Dans le cas de la nappe de Morcles, elle repose sur la couverture
autochtone du massif cristallin des Aiguilles Rouges dont elle
est séparée par un synclinal couché à
coeur de Nummulitique, qui se développe, en rive gauche
du Rhône dans les pentes méridionales du Val d'Illiez,
sous les Dents du Midi
(qui se rattachent à la nappe). Ce pli couché est
un anticlinorium, affecté de plis parasites
multiples, selon le schéma "en feuille de chène"
(dans lequel il y a symétrie de déversement des
plis secondaires de part et d'autre du plan axial du pli principal).
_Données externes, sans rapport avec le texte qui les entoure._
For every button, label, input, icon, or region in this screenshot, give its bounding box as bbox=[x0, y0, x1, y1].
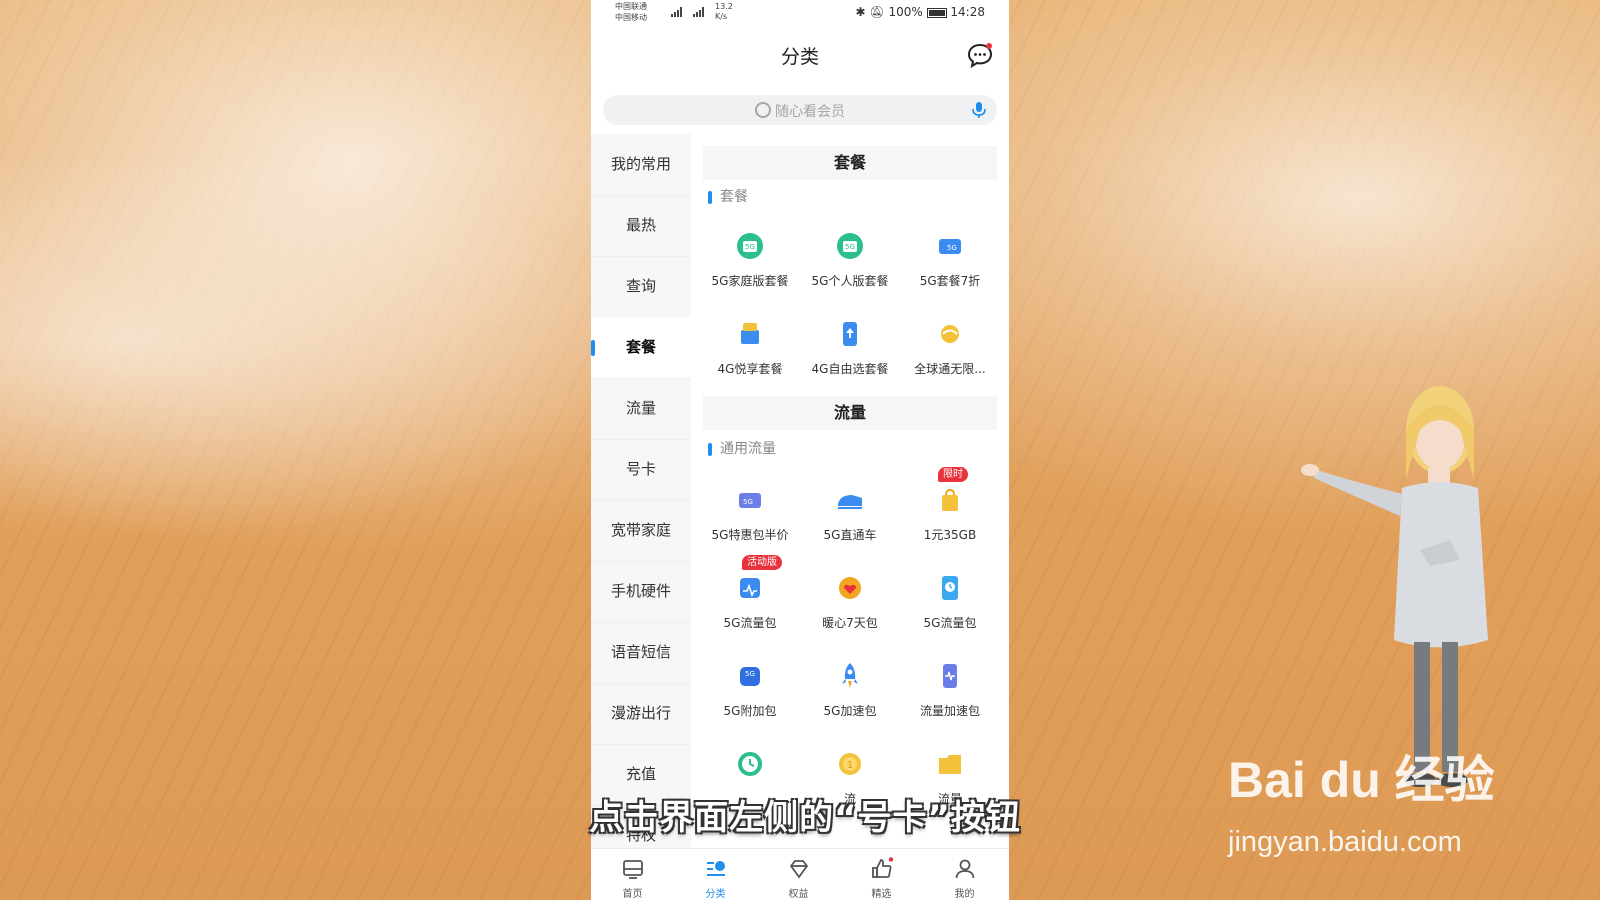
5g-personal-plan-icon: 5G bbox=[837, 233, 863, 259]
coin-icon: 1 bbox=[839, 753, 861, 775]
grid-item-5g-personal[interactable]: 5G 5G个人版套餐 bbox=[800, 226, 900, 304]
status-right: ✱ 🔕︎ 100% 14:28 bbox=[855, 5, 985, 19]
grid-item-warm-7day[interactable]: 暖心7天包 bbox=[800, 568, 900, 646]
grid-item-5g-data-pack-2[interactable]: 5G流量包 bbox=[900, 568, 1000, 646]
status-bar: 中国联通 中国移动 13.2 K/s ✱ 🔕︎ 100% 14:28 bbox=[591, 0, 1009, 24]
grid-item-1yuan-35gb[interactable]: 1元35GB 限时 bbox=[900, 467, 1000, 558]
clock-icon bbox=[738, 752, 762, 776]
limited-time-badge: 限时 bbox=[938, 467, 968, 482]
user-icon bbox=[955, 859, 975, 879]
section-title-plans: 套餐 bbox=[703, 146, 997, 180]
sidebar-item-sim-card[interactable]: 号卡 bbox=[591, 439, 691, 501]
baidu-jingyan-watermark: Bai du 经验 jingyan.baidu.com bbox=[1228, 740, 1528, 860]
grid-item-data-boost[interactable]: 流量加速包 bbox=[900, 656, 1000, 734]
thumbs-up-icon bbox=[872, 857, 894, 878]
train-icon bbox=[838, 495, 862, 509]
search-input[interactable]: 随心看会员 bbox=[603, 101, 997, 121]
signal-icon bbox=[671, 7, 704, 17]
sidebar-item-voice-sms[interactable]: 语音短信 bbox=[591, 622, 691, 684]
svg-text:5G: 5G bbox=[743, 498, 753, 506]
mute-icon: 🔕︎ bbox=[869, 5, 885, 19]
battery-icon bbox=[926, 7, 947, 18]
nav-category[interactable]: 分类 bbox=[674, 849, 757, 900]
5g-bag-icon: 5G bbox=[740, 667, 760, 686]
svg-text:1: 1 bbox=[847, 760, 853, 771]
phone-screen: 中国联通 中国移动 13.2 K/s ✱ 🔕︎ 100% 14:28 分类 随心… bbox=[591, 0, 1009, 900]
page-title: 分类 bbox=[780, 46, 819, 68]
battery-percent: 100% bbox=[888, 5, 923, 19]
nav-featured[interactable]: 精选 bbox=[840, 849, 923, 900]
watermark-url: jingyan.baidu.com bbox=[1228, 826, 1462, 858]
sidebar-item-roaming[interactable]: 漫游出行 bbox=[591, 683, 691, 745]
category-icon bbox=[707, 861, 725, 876]
search-icon bbox=[755, 102, 771, 118]
rocket-icon bbox=[842, 663, 858, 688]
folder-icon bbox=[939, 755, 961, 774]
tablet-clock-icon bbox=[942, 576, 958, 600]
grid-item-5g-data-pack[interactable]: 5G流量包 活动版 bbox=[700, 555, 800, 646]
subsection-title-general-data: 通用流量 bbox=[708, 440, 776, 458]
sidebar-item-data[interactable]: 流量 bbox=[591, 378, 691, 440]
grid-item-4g-free-choice[interactable]: 4G自由选套餐 bbox=[800, 314, 900, 392]
gift-box-icon bbox=[741, 323, 759, 344]
grid-item-5g-family[interactable]: 5G 5G家庭版套餐 bbox=[700, 226, 800, 304]
search-bar[interactable]: 随心看会员 bbox=[603, 95, 997, 125]
grid-item-5g-discount[interactable]: 5G 5G套餐7折 bbox=[900, 226, 1000, 304]
grid-item-5g-express[interactable]: 5G直通车 bbox=[800, 480, 900, 558]
grid-item-5g-addon[interactable]: 5G 5G附加包 bbox=[700, 656, 800, 734]
category-sidebar: 我的常用 最热 查询 套餐 流量 号卡 宽带家庭 手机硬件 语音短信 漫游出行 … bbox=[591, 134, 691, 848]
carrier-info: 中国联通 中国移动 bbox=[615, 2, 647, 22]
shopping-bag-icon bbox=[942, 488, 958, 511]
5g-card-icon: 5G bbox=[739, 493, 761, 508]
sidebar-item-broadband[interactable]: 宽带家庭 bbox=[591, 500, 691, 562]
chat-bubble-icon[interactable] bbox=[967, 42, 993, 68]
diamond-icon bbox=[789, 860, 809, 879]
5g-card-icon: 5G bbox=[939, 239, 961, 254]
activity-badge: 活动版 bbox=[742, 555, 782, 570]
grid-item-global-unlimited[interactable]: 全球通无限... bbox=[900, 314, 1000, 392]
nav-home[interactable]: 首页 bbox=[591, 849, 674, 900]
heart-gift-icon bbox=[839, 577, 861, 599]
svg-text:5G: 5G bbox=[745, 243, 755, 251]
sidebar-item-hottest[interactable]: 最热 bbox=[591, 195, 691, 257]
sidebar-item-plans[interactable]: 套餐 bbox=[591, 317, 691, 379]
svg-text:5G: 5G bbox=[745, 670, 755, 678]
section-title-data: 流量 bbox=[703, 396, 997, 430]
phone-pulse-icon bbox=[943, 664, 957, 688]
clock: 14:28 bbox=[950, 5, 985, 19]
home-icon bbox=[623, 860, 643, 879]
category-content: 套餐 套餐 5G 5G家庭版套餐 5G 5G个人版套餐 5G 5G套餐7折 4G… bbox=[691, 134, 1009, 848]
microphone-icon[interactable] bbox=[969, 100, 989, 120]
svg-text:5G: 5G bbox=[845, 243, 855, 251]
nav-benefits[interactable]: 权益 bbox=[757, 849, 840, 900]
monthly-data-icon bbox=[740, 578, 760, 598]
video-caption: 点击界面左侧的“号卡”按钮 bbox=[589, 798, 1021, 838]
bluetooth-icon: ✱ bbox=[855, 5, 866, 19]
5g-family-plan-icon: 5G bbox=[737, 233, 763, 259]
watermark-brand: Bai du 经验 bbox=[1228, 752, 1495, 808]
sidebar-item-query[interactable]: 查询 bbox=[591, 256, 691, 318]
grid-item-5g-half-price[interactable]: 5G 5G特惠包半价 bbox=[700, 480, 800, 558]
grid-item-4g-enjoy[interactable]: 4G悦享套餐 bbox=[700, 314, 800, 392]
grid-item-5g-boost[interactable]: 5G加速包 bbox=[800, 656, 900, 734]
subsection-title-plans: 套餐 bbox=[708, 188, 748, 206]
sidebar-item-frequent[interactable]: 我的常用 bbox=[591, 134, 691, 196]
bottom-navigation: 首页 分类 权益 精选 我的 bbox=[591, 848, 1009, 900]
title-bar: 分类 bbox=[591, 28, 1009, 80]
globe-coin-icon bbox=[941, 325, 959, 343]
network-speed: 13.2 K/s bbox=[715, 2, 733, 21]
phone-upload-icon bbox=[843, 322, 857, 346]
nav-mine[interactable]: 我的 bbox=[923, 849, 1006, 900]
sidebar-item-hardware[interactable]: 手机硬件 bbox=[591, 561, 691, 623]
svg-text:5G: 5G bbox=[947, 244, 957, 252]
Une question qui est débattue depuis
plusieurs décennies est celle du prolongement et de la
terminaison de ces nappes en France. En effet, en territoire suisse,
dans le revers sud-est du chaînon des Dents du Midi, la
distinction entre la nappe et son autochtone est soulignée
par une très grande différence de leurs successions
stratigraphiques :
- dans la nappe la succession est complète du Trias au
Crétacé, avec un assez fort développement
d'alternances marno-calcaires dans le Jurassique inférieur
et moyen.
- dans l'autochtone, par contre, la série débute
par un trias gréseux, puis dolomitique, bien adhérent
au socle cristallin ; mais au dessus elle subit une forte réduction
par lacune du Jurassique inférieur et moyen et même
(à Pormenaz) de tous les terrains sédimentaires
antérieurs au Crétacé supérieur.
En France, par contre, au SW de la vallée de l'Arve le Trias adhérent au socle est recouvert en succession normale par une série stratigraphique comportant un Lias déjà épais (daté de l'Hettangien, à sa base en plusieurs points, notamment au Mont Joly). Si l'on peut en certains points envisager un déplacement de cette succession par décollement au niveau des gypses triasiques rien ne permet, nulle part, d'imaginer que le charriage de la série s'y poursuive.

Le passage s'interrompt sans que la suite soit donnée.